Of course, there are several limitations to this research. First, due to technical restrictions, this research includes only participants who use Android devices. Second, the change within smartphone OS and application is everchanging, which makes data collection through wearable devices challenging and unstable. To resolve these issues, we are prioritising communication with relevant companies and updating our application constantly. However, even after an update is completed, the challenge of continuous updates is not resolved. This increases our burden to contact all participants again whenever they need to upgrade the application. On one hand, we will perform missing data imputation methods or maximum likelihood techniques in the data analyses in order to handle inevitable missing data. On the other hand, we operate 24-hour phone numbers to which our participants can leave their calls, text messages or voicemails whenever they need support.
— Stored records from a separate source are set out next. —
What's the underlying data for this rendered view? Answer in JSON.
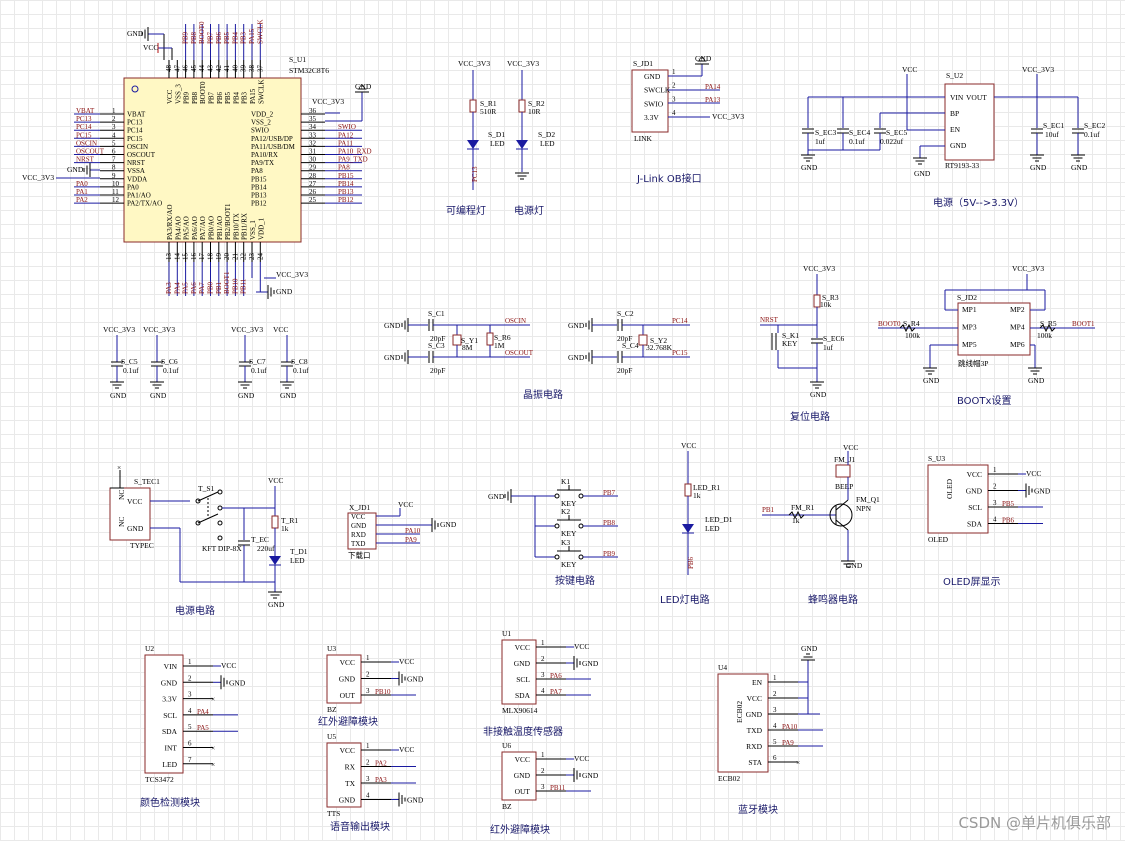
{
  "watermark": "CSDN @单片机俱乐部",
  "sections": {
    "prog_led": "可编程灯",
    "power_led": "电源灯",
    "jlink": "J-Link OB接口",
    "power": "电源（5V-->3.3V）",
    "crystal": "晶振电路",
    "reset": "复位电路",
    "boot": "BOOTx设置",
    "power_circuit": "电源电路",
    "keys": "按键电路",
    "led": "LED灯电路",
    "buzzer": "蜂鸣器电路",
    "oled": "OLED屏显示",
    "color": "颜色检测模块",
    "ir1": "红外避障模块",
    "temp": "非接触温度传感器",
    "bt": "蓝牙模块",
    "voice": "语音输出模块",
    "ir2": "红外避障模块"
  },
  "mcu": {
    "ref": "S_U1",
    "part": "STM32C8T6",
    "left_pins": [
      {
        "num": "1",
        "name": "VBAT",
        "net": "VBAT"
      },
      {
        "num": "2",
        "name": "PC13",
        "net": "PC13"
      },
      {
        "num": "3",
        "name": "PC14",
        "net": "PC14"
      },
      {
        "num": "4",
        "name": "PC15",
        "net": "PC15"
      },
      {
        "num": "5",
        "name": "OSCIN",
        "net": "OSCIN"
      },
      {
        "num": "6",
        "name": "OSCOUT",
        "net": "OSCOUT"
      },
      {
        "num": "7",
        "name": "NRST",
        "net": "NRST"
      },
      {
        "num": "8",
        "name": "VSSA",
        "net": "GND"
      },
      {
        "num": "9",
        "name": "VDDA",
        "net": "VCC_3V3"
      },
      {
        "num": "10",
        "name": "PA0",
        "net": "PA0"
      },
      {
        "num": "11",
        "name": "PA1/AO",
        "net": "PA1"
      },
      {
        "num": "12",
        "name": "PA2/TX/AO",
        "net": "PA2"
      }
    ],
    "right_pins": [
      {
        "num": "36",
        "name": "VDD_2",
        "net": "VCC_3V3"
      },
      {
        "num": "35",
        "name": "VSS_2",
        "net": "GND"
      },
      {
        "num": "34",
        "name": "SWIO",
        "net": "SWIO"
      },
      {
        "num": "33",
        "name": "PA12/USB/DP",
        "net": "PA12"
      },
      {
        "num": "32",
        "name": "PA11/USB/DM",
        "net": "PA11"
      },
      {
        "num": "31",
        "name": "PA10/RX",
        "net": "PA10_RXD"
      },
      {
        "num": "30",
        "name": "PA9/TX",
        "net": "PA9_TXD"
      },
      {
        "num": "29",
        "name": "PA8",
        "net": "PA8"
      },
      {
        "num": "28",
        "name": "PB15",
        "net": "PB15"
      },
      {
        "num": "27",
        "name": "PB14",
        "net": "PB14"
      },
      {
        "num": "26",
        "name": "PB13",
        "net": "PB13"
      },
      {
        "num": "25",
        "name": "PB12",
        "net": "PB12"
      }
    ],
    "top_pins": [
      {
        "num": "48",
        "name": "VCC"
      },
      {
        "num": "47",
        "name": "VSS_3"
      },
      {
        "num": "46",
        "name": "PB9"
      },
      {
        "num": "45",
        "name": "PB8"
      },
      {
        "num": "44",
        "name": "BOOT0"
      },
      {
        "num": "43",
        "name": "PB7"
      },
      {
        "num": "42",
        "name": "PB6"
      },
      {
        "num": "41",
        "name": "PB5"
      },
      {
        "num": "40",
        "name": "PB4"
      },
      {
        "num": "39",
        "name": "PB3"
      },
      {
        "num": "38",
        "name": "PA15"
      },
      {
        "num": "37",
        "name": "SWCLK"
      }
    ],
    "top_nets": [
      "VCC",
      "GND",
      "PB9",
      "PB8",
      "BOOT0",
      "PB7",
      "PB6",
      "PB5",
      "PB4",
      "PB3",
      "PA15",
      "SWCLK"
    ],
    "bottom_pins": [
      {
        "num": "13",
        "name": "PA3/RX/AO"
      },
      {
        "num": "14",
        "name": "PA4/AO"
      },
      {
        "num": "15",
        "name": "PA5/AO"
      },
      {
        "num": "16",
        "name": "PA6/AO"
      },
      {
        "num": "17",
        "name": "PA7/AO"
      },
      {
        "num": "18",
        "name": "PB0/AO"
      },
      {
        "num": "19",
        "name": "PB1/AO"
      },
      {
        "num": "20",
        "name": "PB2/BOOT1"
      },
      {
        "num": "21",
        "name": "PB10/TX"
      },
      {
        "num": "22",
        "name": "PB11/RX"
      },
      {
        "num": "23",
        "name": "VSS_1"
      },
      {
        "num": "24",
        "name": "VDD_1"
      }
    ],
    "bottom_nets": [
      "PA3",
      "PA4",
      "PA5",
      "PA6",
      "PA7",
      "PB0",
      "PB1",
      "BOOT1",
      "PB10",
      "PB11"
    ]
  },
  "labels": {
    "gnd": "GND",
    "vcc": "VCC",
    "vcc33": "VCC_3V3",
    "r1": "S_R1",
    "r1v": "510R",
    "r2": "S_R2",
    "r2v": "10R",
    "d1": "S_D1",
    "d2": "S_D2",
    "led": "LED",
    "pc13": "PC13",
    "jd1": "S_JD1",
    "link": "LINK",
    "jpins": [
      "GND",
      "SWCLK",
      "SWIO",
      "3.3V"
    ],
    "pa14": "PA14",
    "pa13": "PA13",
    "u2": "S_U2",
    "rt": "RT9193-33",
    "u2l": [
      "VIN",
      "BP",
      "EN",
      "GND"
    ],
    "u2r": "VOUT",
    "ec3": "S_EC3",
    "ec4": "S_EC4",
    "ec5": "S_EC5",
    "ec1": "S_EC1",
    "ec2": "S_EC2",
    "v1uf": "1uf",
    "v01uf": "0.1uf",
    "v022": "0.022uf",
    "v10uf": "10uf",
    "c5": "S_C5",
    "c6": "S_C6",
    "c7": "S_C7",
    "c8": "S_C8",
    "c1": "S_C1",
    "c2": "S_C2",
    "c3": "S_C3",
    "c4": "S_C4",
    "v20pf": "20pF",
    "y1": "S_Y1",
    "y1v": "8M",
    "y2": "S_Y2",
    "y2v": "32.768K",
    "r6": "S_R6",
    "r6v": "1M",
    "oscin": "OSCIN",
    "oscout": "OSCOUT",
    "pc14": "PC14",
    "pc15": "PC15",
    "r3": "S_R3",
    "r10k": "10k",
    "nrst": "NRST",
    "k1": "S_K1",
    "key": "KEY",
    "ec6": "S_EC6",
    "jd2": "S_JD2",
    "mp": [
      "MP1",
      "MP2",
      "MP3",
      "MP4",
      "MP5",
      "MP6"
    ],
    "jump": "跳线帽3P",
    "boot0": "BOOT0",
    "boot1": "BOOT1",
    "r4": "S_R4",
    "r5": "S_R5",
    "r100k": "100k",
    "tec1": "S_TEC1",
    "nc": "NC",
    "typec": "TYPEC",
    "s1": "T_S1",
    "kft": "KFT DIP-8X",
    "ec": "T_EC",
    "v220": "220uf",
    "tr1": "T_R1",
    "v1k": "1k",
    "td1": "T_D1",
    "xjd1": "X_JD1",
    "dl": "下载口",
    "xpins": [
      "VCC",
      "GND",
      "RXD",
      "TXD"
    ],
    "pa10": "PA10",
    "pa9": "PA9",
    "k1s": "K1",
    "k2": "K2",
    "k3": "K3",
    "pb7": "PB7",
    "pb8": "PB8",
    "pb9": "PB9",
    "ledr1": "LED_R1",
    "ledd1": "LED_D1",
    "pb6": "PB6",
    "fmj1": "FM_J1",
    "beep": "BEEP",
    "fmq1": "FM_Q1",
    "npn": "NPN",
    "pb1": "PB1",
    "fmr1": "FM_R1",
    "su3": "S_U3",
    "oled": "OLED",
    "opins": [
      "VCC",
      "GND",
      "SCL",
      "SDA"
    ],
    "pb5": "PB5",
    "u2m": "U2",
    "tcs": "TCS3472",
    "cpins": [
      "VIN",
      "GND",
      "3.3V",
      "SCL",
      "SDA",
      "INT",
      "LED"
    ],
    "pa4": "PA4",
    "pa5": "PA5",
    "u3": "U3",
    "bz": "BZ",
    "irpins": [
      "VCC",
      "GND",
      "OUT"
    ],
    "pb10": "PB10",
    "u1": "U1",
    "mlx": "MLX90614",
    "mpins": [
      "VCC",
      "GND",
      "SCL",
      "SDA"
    ],
    "pa6": "PA6",
    "pa7": "PA7",
    "u4": "U4",
    "ecb": "ECB02",
    "bpins": [
      "EN",
      "VCC",
      "GND",
      "TXD",
      "RXD",
      "STA"
    ],
    "u5": "U5",
    "tts": "TTS",
    "vpins": [
      "VCC",
      "RX",
      "TX",
      "GND"
    ],
    "pa2": "PA2",
    "pa3": "PA3",
    "u6": "U6",
    "pb11": "PB11"
  }
}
This is mainly because we anticipate the elderly population will require additional technological support (ie, unexpected malfunctions in smartphones and smartwatches). Responses in an untimely manner can result in the failure of successful implementation of our app-based data collection system, which will increase the likelihood of missing data. Another challenge we have is that this cohort grew up witnessing a high level of public stigma about mental illness and mental health. Therefore, our participants generally have a defence mechanism about the possibility of experiencing MDD. This tendency increases the likelihood of missing data. On the other side, due to this cultural aspect, we believe our research using wearable devices for elderly people’s mental health is a timely project because the collected real-time passive sensing data through smartphones and smartwatches will supplement self-report scores.
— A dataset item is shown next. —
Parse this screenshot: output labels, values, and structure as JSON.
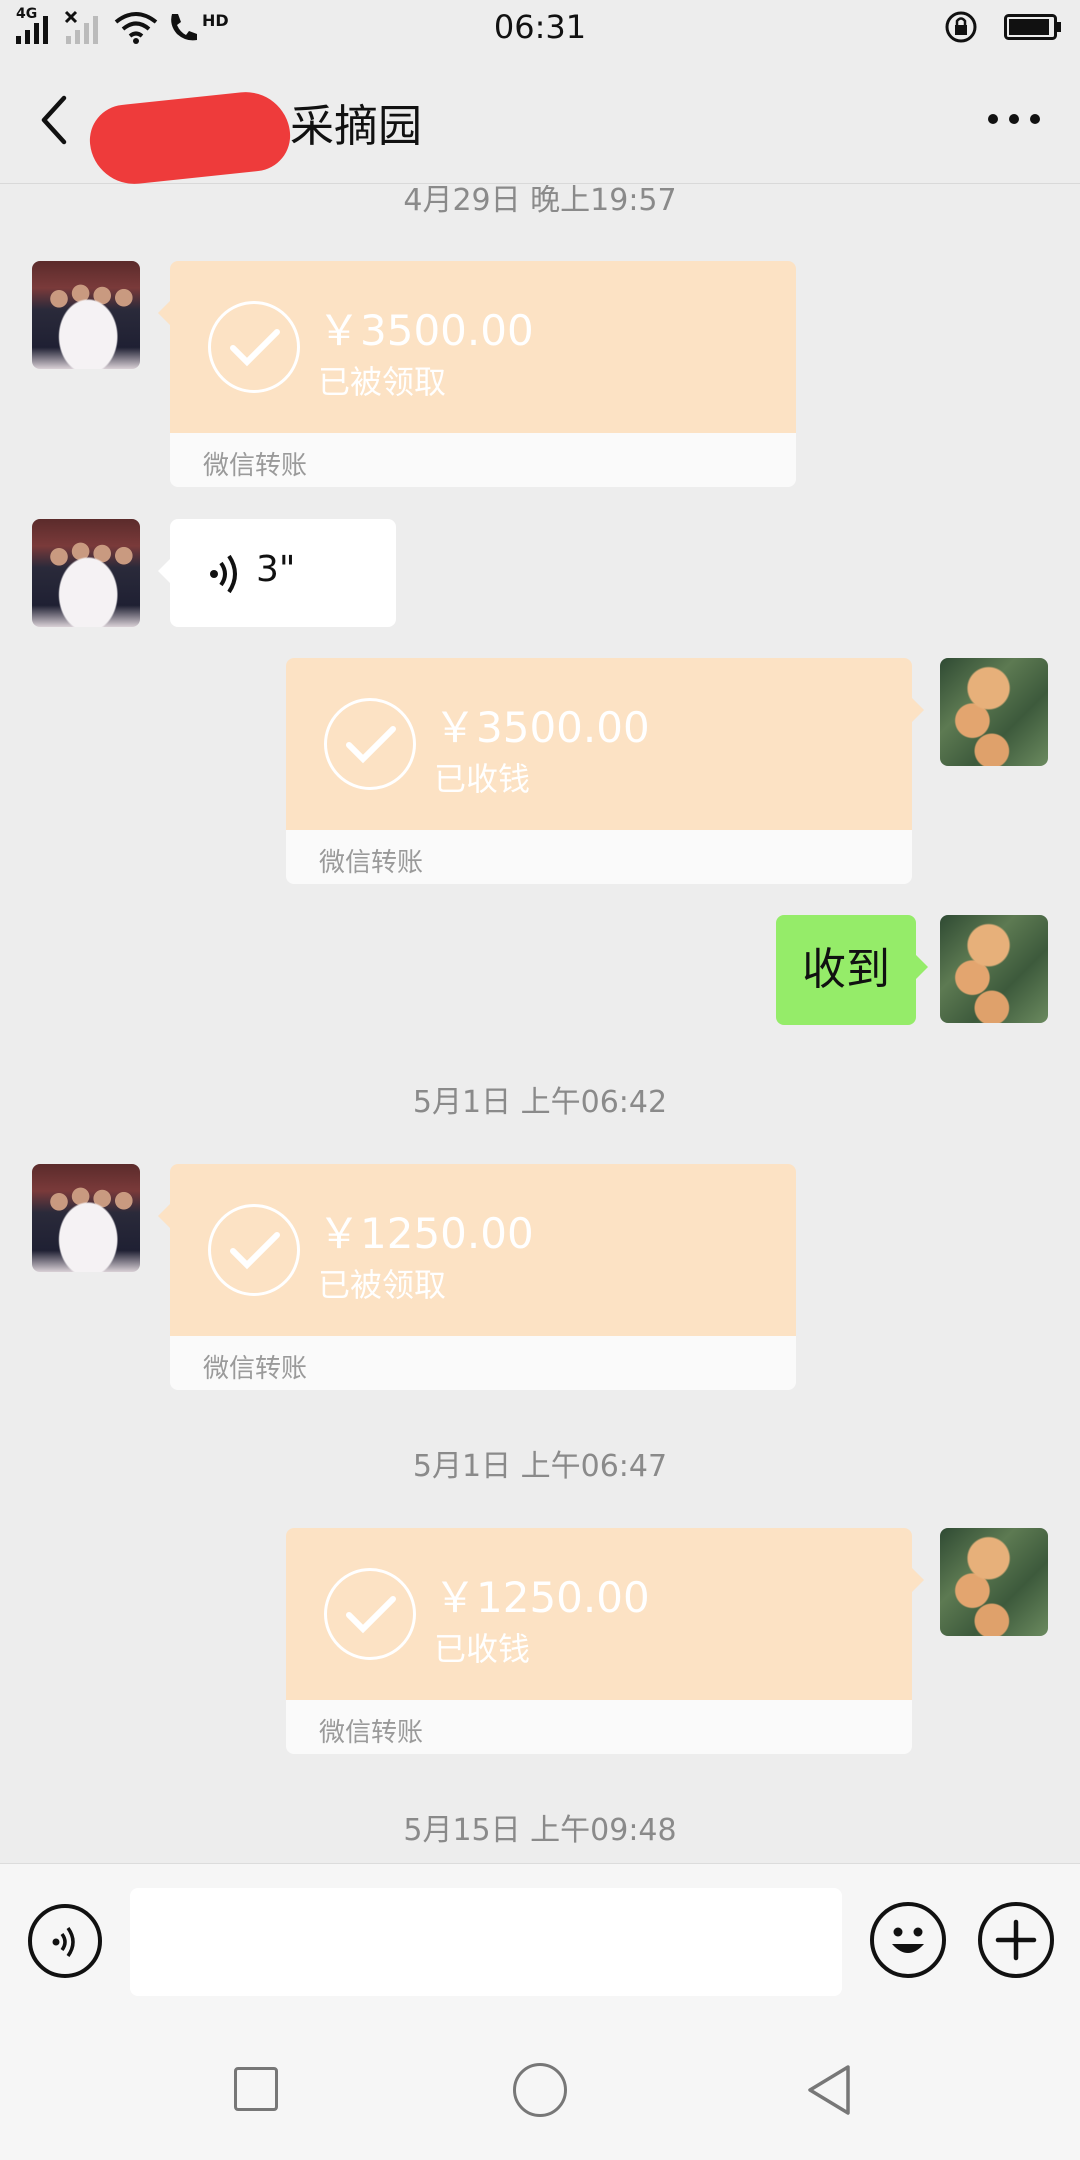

In summary, not only will we ask participants to self-report stress and MDD tests, but we will also collect more objective passive sensing data regarding depressive symptoms. The tests administered by researchers at annual face-to-face interviews will shed light on the mysterious high suicide attempts compared with low treatment rates among the elderly population. Our goal is that the big data collected in this research project will provide basic information to reveal the mechanisms surrounding late-life MDD and give insights on how to support our community to become more caring of mental health of the elderly population.